The UK government intends to unlock billions of pounds in investment and add new export opportunities through its plans to create a thriving low carbon hydrogen sector in the UK over the next decade and beyond, the Business and Energy Secretary Kwasi Kwarteng announced on17 August.
The UK’s first Hydrogen Strategy drives forward the commitments laid out in the prime minister’s 10 Point Plan for a green industrial revolution by setting the foundation for how the UK government will work with industry to meet its ambition for 5 GW of low carbon hydrogen production capacity by 2030.
A UK-wide hydrogen economy could be worth £900 million and create over 9000 high-quality jobs by 2030, potentially rising to 100 000 jobs and £13 billion by 2050.
Government analysis suggesting that 20-35% of the UK’s energy consumption by 2050 could be hydrogen-based, so this energy source could be critical to meeting targets of net zero emissions by 2050 and cutting emissions by 78% by 2035.
The government’s approach is based on previous success with offshore wind, where early government action coupled with strong private sector backing has been very successful. One of the main tools used by government to support the establishment of offshore wind in the UK was the Contracts for Difference (CfD) scheme, which incentivises investment in renewable energy by providing developers with direct protection from volatile wholesale prices and protects consumers from paying increased support costs when electricity prices are high.

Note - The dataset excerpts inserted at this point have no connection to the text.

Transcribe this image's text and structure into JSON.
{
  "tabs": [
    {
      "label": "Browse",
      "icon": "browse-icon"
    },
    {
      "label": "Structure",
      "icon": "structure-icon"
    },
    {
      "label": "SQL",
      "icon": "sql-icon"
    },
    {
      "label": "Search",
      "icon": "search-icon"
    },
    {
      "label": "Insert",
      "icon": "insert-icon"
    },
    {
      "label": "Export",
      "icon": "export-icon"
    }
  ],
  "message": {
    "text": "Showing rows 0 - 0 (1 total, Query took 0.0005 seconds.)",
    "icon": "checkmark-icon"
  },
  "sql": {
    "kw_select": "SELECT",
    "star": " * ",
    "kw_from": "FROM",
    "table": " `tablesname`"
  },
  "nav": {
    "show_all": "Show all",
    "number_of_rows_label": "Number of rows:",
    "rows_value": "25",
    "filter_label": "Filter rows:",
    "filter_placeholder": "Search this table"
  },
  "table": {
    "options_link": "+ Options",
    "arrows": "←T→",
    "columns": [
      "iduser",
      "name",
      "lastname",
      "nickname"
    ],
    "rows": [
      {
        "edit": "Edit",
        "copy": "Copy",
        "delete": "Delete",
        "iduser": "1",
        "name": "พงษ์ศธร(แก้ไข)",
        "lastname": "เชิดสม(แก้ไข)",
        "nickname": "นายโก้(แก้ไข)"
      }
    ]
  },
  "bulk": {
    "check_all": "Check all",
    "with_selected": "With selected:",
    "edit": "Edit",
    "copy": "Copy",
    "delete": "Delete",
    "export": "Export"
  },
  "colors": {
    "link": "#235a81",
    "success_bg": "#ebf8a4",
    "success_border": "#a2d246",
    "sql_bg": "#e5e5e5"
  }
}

The government has therefore launched a public consultation on a preferred hydrogen business model which, built on a similar premise to the offshore wind CfDs, is designed to overcome the cost gap between low carbon hydrogen and fossil fuels, helping the costs of low-carbon alternatives to fall quickly, as hydrogen comes to play an increasing role in our lives. Alongside this, the government is consulting on the design of the £240 million Net Zero Hydrogen Fund, which aims to support the commercial deployment of new low carbon hydrogen production plants across the UK.